Natural Resources

Avalanches

Date: May 5, 2002

Location: Richards Brook Pond 2km outside Forteau, Labrador

Easting: 501400

Northing: 5702700

Latitude: 51° 28' 00" N

Longitude: 56° 58' 00" W

Fatalities: 0

Injuries: 0

Source: Northern Pen, May 13, 2002. On file

In May of 2002 two teenagers were very lucky to escape serious injury or death near the small village of Forteau. A storm had hit southern Labrador on Friday and Saturday with over 30 cm of wet heavy snow falling. Sunday, May 5, however was a sunny day, with temperatures above freezing. A group of young people from Forteau took advantage of the good weather to take snowmobiles and sleds to Richard's Brook Pond. Steep cliffs surround the head of the pond, and the local youngsters often went here to slide on the slopes and socialize. Jason Layden (aged 16) and Meagan Buckle (aged 14) decided to climb to the top of the steep slope, and were sitting under the brow chatting. They had chosen a sheltered spot, where the blowing snow had formed an overhanging cornice over their heads.

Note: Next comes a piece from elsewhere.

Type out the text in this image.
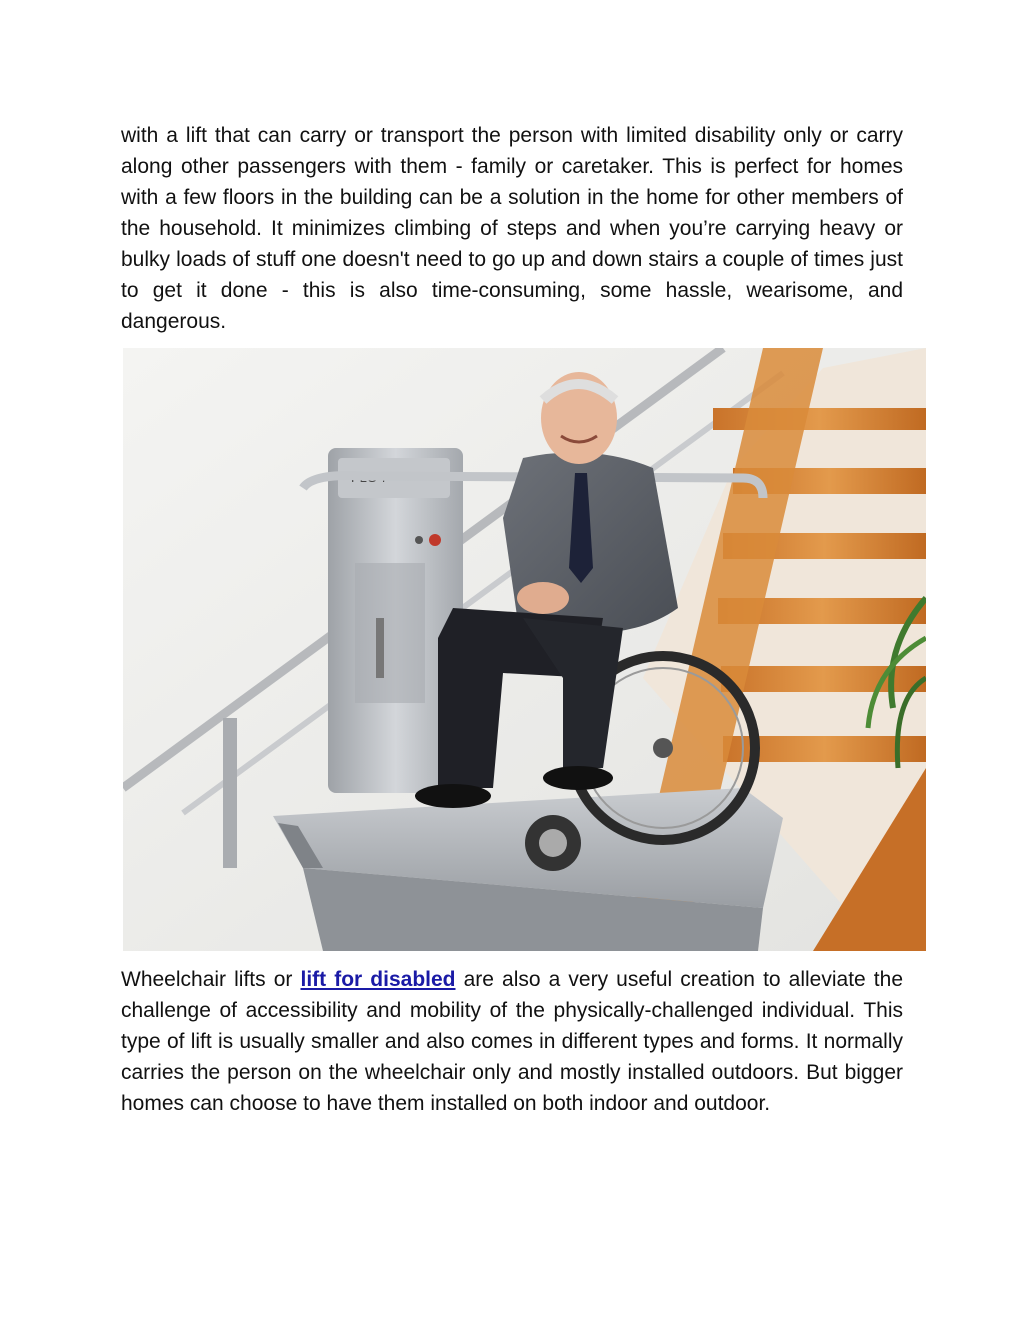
with a lift that can carry or transport the person with limited disability only or carry along other passengers with them - family or caretaker. This is perfect for homes with a few floors in the building can be a solution in the home for other members of the household. It minimizes climbing of steps and when you’re carrying heavy or bulky loads of stuff one doesn't need to go up and down stairs a couple of times just to get it done - this is also time-consuming, some hassle, wearisome, and dangerous.

PLG 7

Wheelchair lifts or lift for disabled are also a very useful creation to alleviate the challenge of accessibility and mobility of the physically-challenged individual. This type of lift is usually smaller and also comes in different types and forms. It normally carries the person on the wheelchair only and mostly installed outdoors. But bigger homes can choose to have them installed on both indoor and outdoor.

Randy Flynn was on the slopes close to them, and was shocked when without warning the overhanging snow broke away and collapsed, burying his two friends. Randy rushed over to the area where he'd last seen them and started digging frantically with his hands. He was soon joined by others; in the meantime one of the other youths called for help using a cell-phone, and others left on snow mobiles to get shovels. Randy and his brother Tyler led the rescue efforts and within 5 to 10 minutes they had located Jason, who was buried under 1 to 2 metres of snow. Once they had cleared breathing space for him, they continued to search for Meagan. They thought she should be buried close to Jason, but widened the search further down-slope as they found no sign of her.

In the meantime, rescuers had arrived from Forteau with shovels. Tyler Flynn grabbed a broom handle, and started probing the snow. Testing the area below where they found Jason he felt a hard object, and called rescuers in with shovels. His broom-stick had struck Meagan's arm, and she quickly rescued from beneath two metres of snow. She had been buried 30 minutes or more, but was still conscious, and her first words on rescue were asking after her companion. She had remained conscious throughout and had heard the rescuers walking over her. She was fortunate in that when the cornice collapsed, she was buried in a sitting position. The snow had hit her back, and pressed her head down between her knees, thus creating a breathing space for her.

The various rescuers did an excellent job in planning and executing their rescue. With no training in avalanche rescue, they showed considerable common sense. They likely saved Meagan's life by their prompt and sensible actions.